El Apóstol Pablo usa una frase que describe nuestra identidad espiritual con exactitud: “hijos de luz”. Esta descripción no es ficción, no es un concepto acerca del hombre de algún otro mundo. Esta descripción define de manera exacta nuestra genuina identidad, la cual no incluye oscuridad, no incluye ignorancia que trataría de usar la materia y no el Espíritu para definir la sustancia del hombre. (Ni tampoco esta genuina identidad proviene de alguna mezcla material y espiritual de una “Nueva Era”.) Pablo presenta una base espiritual única del ser cuando dice: “Todos vosotros sois hijos de luz e hijos del día; no somos de la noche ni de las tinieblas”.I Tesal. 5:5.
A medida que veamos la realidad de nuestra identidad espiritual siempre presente, y vivamos y actuemos de acuerdo con esta base, las actitudes que perpetúan y fomentan el racismo serán anuladas.
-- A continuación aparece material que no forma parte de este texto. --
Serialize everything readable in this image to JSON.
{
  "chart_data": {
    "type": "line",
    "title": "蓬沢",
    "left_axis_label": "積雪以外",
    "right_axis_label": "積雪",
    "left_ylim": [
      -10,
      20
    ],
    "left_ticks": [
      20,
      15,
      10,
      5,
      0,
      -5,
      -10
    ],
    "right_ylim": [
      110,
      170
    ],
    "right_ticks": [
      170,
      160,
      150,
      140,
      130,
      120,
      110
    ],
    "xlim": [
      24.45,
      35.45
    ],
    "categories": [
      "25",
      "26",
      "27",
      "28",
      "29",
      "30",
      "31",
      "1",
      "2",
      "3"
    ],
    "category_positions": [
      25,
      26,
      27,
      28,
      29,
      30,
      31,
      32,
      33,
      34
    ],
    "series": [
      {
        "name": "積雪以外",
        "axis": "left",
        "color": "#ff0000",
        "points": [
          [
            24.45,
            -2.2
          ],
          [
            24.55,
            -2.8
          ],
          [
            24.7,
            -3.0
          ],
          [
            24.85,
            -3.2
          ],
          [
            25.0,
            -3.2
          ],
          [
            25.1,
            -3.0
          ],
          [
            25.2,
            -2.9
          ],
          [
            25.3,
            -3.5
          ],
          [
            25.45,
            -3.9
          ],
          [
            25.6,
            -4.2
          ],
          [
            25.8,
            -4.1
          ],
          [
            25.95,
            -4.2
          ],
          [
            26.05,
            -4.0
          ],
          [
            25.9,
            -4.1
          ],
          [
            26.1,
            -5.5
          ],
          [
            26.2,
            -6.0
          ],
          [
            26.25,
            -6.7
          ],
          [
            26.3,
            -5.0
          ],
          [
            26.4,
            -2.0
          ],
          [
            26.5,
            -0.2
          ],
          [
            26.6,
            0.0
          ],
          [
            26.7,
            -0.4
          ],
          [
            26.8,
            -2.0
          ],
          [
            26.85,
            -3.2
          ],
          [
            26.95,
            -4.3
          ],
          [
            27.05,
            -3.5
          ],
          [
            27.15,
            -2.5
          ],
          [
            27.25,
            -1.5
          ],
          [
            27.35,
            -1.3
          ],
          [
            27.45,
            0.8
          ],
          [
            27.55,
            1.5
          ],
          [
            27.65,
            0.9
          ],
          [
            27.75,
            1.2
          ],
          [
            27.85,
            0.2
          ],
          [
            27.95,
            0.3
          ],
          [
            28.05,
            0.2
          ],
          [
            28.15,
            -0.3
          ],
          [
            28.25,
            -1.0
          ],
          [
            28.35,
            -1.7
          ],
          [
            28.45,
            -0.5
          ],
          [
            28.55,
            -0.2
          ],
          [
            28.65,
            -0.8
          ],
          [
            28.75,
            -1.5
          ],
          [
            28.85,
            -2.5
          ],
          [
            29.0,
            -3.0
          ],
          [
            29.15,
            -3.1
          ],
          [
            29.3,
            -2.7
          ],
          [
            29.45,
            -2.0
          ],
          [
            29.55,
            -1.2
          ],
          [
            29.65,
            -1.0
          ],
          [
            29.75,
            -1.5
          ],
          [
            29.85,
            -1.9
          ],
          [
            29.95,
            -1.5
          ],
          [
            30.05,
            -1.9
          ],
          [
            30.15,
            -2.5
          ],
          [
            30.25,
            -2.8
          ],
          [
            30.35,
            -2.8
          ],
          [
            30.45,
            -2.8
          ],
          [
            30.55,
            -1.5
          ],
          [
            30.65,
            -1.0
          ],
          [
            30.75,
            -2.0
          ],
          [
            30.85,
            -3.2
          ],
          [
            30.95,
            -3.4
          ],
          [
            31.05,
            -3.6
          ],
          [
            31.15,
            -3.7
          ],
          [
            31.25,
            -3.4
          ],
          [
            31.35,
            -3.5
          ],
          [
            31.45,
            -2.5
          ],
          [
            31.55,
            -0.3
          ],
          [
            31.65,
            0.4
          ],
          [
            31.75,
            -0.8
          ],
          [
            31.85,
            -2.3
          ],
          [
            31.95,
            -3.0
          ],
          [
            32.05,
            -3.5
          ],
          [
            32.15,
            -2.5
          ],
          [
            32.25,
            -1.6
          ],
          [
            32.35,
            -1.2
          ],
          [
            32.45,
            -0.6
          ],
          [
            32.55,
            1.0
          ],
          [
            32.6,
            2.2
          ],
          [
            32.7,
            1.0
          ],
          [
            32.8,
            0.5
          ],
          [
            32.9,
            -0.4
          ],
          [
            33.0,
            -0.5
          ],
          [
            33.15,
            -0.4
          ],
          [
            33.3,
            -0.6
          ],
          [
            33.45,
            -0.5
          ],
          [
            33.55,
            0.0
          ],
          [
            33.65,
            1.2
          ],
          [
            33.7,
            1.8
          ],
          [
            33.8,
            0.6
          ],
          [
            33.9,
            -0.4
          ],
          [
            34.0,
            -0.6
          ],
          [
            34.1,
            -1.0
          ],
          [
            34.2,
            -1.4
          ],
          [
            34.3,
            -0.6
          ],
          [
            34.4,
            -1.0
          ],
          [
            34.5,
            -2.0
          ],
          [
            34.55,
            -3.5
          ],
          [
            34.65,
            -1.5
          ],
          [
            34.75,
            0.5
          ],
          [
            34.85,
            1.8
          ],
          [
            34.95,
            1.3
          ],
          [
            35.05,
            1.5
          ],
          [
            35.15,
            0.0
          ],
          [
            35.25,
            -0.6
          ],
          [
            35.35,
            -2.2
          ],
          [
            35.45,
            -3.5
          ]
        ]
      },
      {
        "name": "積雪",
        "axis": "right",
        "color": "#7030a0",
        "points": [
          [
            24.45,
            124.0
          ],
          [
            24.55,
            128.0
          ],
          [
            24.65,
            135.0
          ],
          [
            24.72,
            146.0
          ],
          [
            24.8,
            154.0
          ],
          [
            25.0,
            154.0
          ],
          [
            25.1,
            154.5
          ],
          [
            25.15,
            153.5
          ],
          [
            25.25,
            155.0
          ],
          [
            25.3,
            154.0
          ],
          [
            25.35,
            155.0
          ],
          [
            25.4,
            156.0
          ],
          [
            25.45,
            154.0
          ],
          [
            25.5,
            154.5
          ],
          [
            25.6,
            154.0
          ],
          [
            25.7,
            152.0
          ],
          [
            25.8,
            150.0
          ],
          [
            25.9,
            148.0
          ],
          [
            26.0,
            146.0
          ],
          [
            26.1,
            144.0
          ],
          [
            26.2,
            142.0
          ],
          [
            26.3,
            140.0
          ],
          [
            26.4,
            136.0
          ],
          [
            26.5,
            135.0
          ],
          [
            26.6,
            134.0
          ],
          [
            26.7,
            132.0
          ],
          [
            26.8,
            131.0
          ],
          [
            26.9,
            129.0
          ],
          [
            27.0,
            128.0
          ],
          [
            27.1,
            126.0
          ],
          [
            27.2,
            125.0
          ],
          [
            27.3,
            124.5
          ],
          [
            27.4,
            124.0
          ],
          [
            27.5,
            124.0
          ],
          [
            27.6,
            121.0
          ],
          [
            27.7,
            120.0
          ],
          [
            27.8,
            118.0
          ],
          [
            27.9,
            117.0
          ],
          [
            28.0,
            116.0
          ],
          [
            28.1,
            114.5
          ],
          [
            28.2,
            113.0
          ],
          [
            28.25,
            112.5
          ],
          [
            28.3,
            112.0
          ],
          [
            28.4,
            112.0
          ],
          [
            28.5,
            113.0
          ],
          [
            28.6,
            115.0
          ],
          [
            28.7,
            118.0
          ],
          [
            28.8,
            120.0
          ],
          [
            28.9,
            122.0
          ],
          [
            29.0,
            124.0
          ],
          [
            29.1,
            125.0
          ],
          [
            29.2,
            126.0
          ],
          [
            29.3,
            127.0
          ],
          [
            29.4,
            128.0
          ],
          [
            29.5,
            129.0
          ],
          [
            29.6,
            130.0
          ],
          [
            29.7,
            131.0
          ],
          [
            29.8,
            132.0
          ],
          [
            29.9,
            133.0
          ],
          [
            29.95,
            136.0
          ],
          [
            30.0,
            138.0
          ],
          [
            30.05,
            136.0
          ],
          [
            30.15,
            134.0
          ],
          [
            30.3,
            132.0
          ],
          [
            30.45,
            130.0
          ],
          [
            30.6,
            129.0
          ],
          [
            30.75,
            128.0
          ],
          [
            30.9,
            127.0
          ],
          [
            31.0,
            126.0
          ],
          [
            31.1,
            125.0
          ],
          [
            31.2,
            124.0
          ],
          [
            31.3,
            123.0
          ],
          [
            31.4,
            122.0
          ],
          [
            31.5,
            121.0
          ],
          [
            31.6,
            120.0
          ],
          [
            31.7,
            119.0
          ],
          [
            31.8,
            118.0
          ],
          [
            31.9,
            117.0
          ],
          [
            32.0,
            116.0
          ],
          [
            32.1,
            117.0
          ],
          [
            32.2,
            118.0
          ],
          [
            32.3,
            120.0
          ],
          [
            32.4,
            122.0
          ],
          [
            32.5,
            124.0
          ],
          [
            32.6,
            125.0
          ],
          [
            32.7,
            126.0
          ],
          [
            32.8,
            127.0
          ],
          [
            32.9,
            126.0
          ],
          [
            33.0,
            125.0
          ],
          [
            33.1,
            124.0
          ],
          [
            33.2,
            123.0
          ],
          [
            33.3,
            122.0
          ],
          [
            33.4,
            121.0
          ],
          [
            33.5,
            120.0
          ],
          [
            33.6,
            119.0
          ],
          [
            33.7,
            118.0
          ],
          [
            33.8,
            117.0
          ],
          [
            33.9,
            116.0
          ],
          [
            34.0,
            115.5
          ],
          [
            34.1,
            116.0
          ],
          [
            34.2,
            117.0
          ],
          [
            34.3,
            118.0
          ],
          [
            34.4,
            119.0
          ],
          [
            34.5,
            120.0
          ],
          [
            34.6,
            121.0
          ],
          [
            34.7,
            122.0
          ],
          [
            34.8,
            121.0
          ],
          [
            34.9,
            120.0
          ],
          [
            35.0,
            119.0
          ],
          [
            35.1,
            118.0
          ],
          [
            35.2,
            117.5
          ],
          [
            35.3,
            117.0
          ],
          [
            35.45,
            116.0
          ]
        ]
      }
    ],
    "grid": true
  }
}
Puesto que la creación espiritual de Dios es infinita, la materia no tiene entidad. Por lo tanto, no puede establecer condiciones para los hijos de luz. En realidad, no puede clasificarnos, rotularnos, segregarnos o modelarnos según estereotipos materiales, impíos y huecos. La espiritualidad del hombre eternamente ha precedido e invalidado todo prejuicio falso y material.
Cuanto más reconocemos el hecho espiritual de nuestra identidad, tanto más seguros estamos de nuestro verdadero valer, de nuestra inamovible semejanza a Dios. Hay una fortaleza sosegada, tranquila, imperturbable en el conocimiento de que la espiritualidad verdaderamente constituye nuestra individualidad. Esta individualidad no puede ser dañada o intimidada. Está totalmente a salvo y sostenida por Dios. Existimos para llevar a cabo el propósito que Dios tiene para el hombre. Puesto que este propósito es totalmente espiritual, no incluye previos requisitos, conocimientos o limitaciones materiales previas.
Comprender esto puede liberarnos, en términos prácticos, de ser víctimas o perpetradores de injusticias raciales.
Cristo Jesús presentó el más alto ideal de lo que es la verdadera naturaleza del hombre, no mediante clases raciales o sociales, sino mediante el conocimiento espiritual de sí mismo. Su ejemplo fue para elevar a toda la humanidad a percibir la naturaleza original del hombre a semejanza de Dios.
La comprensión de que nuestra individualidad espiritual es lo que ya todos tenemos — que ahora mismo vivimos a causa del Espíritu y en el Espíritu, Dios — es la única esperanza para tener razas sin racismo. Cada victoria espiritual sobre la discriminación ayuda a romper la falsa apariencia de que el racismo es legítimo.
Recientemente estaba contemplando a dos pequeños niños que jugaban juntos felices. Uno era blanco y el otro negro. Esto me hizo pensar cuánto he progresado desde mi niñez. Hubiera querido decir a esos niños que todos llegamos finalmente a comprender que somos hijos de Dios, “hijos de luz”. Pero supuse que, a su manera, ellos ya lo sabían.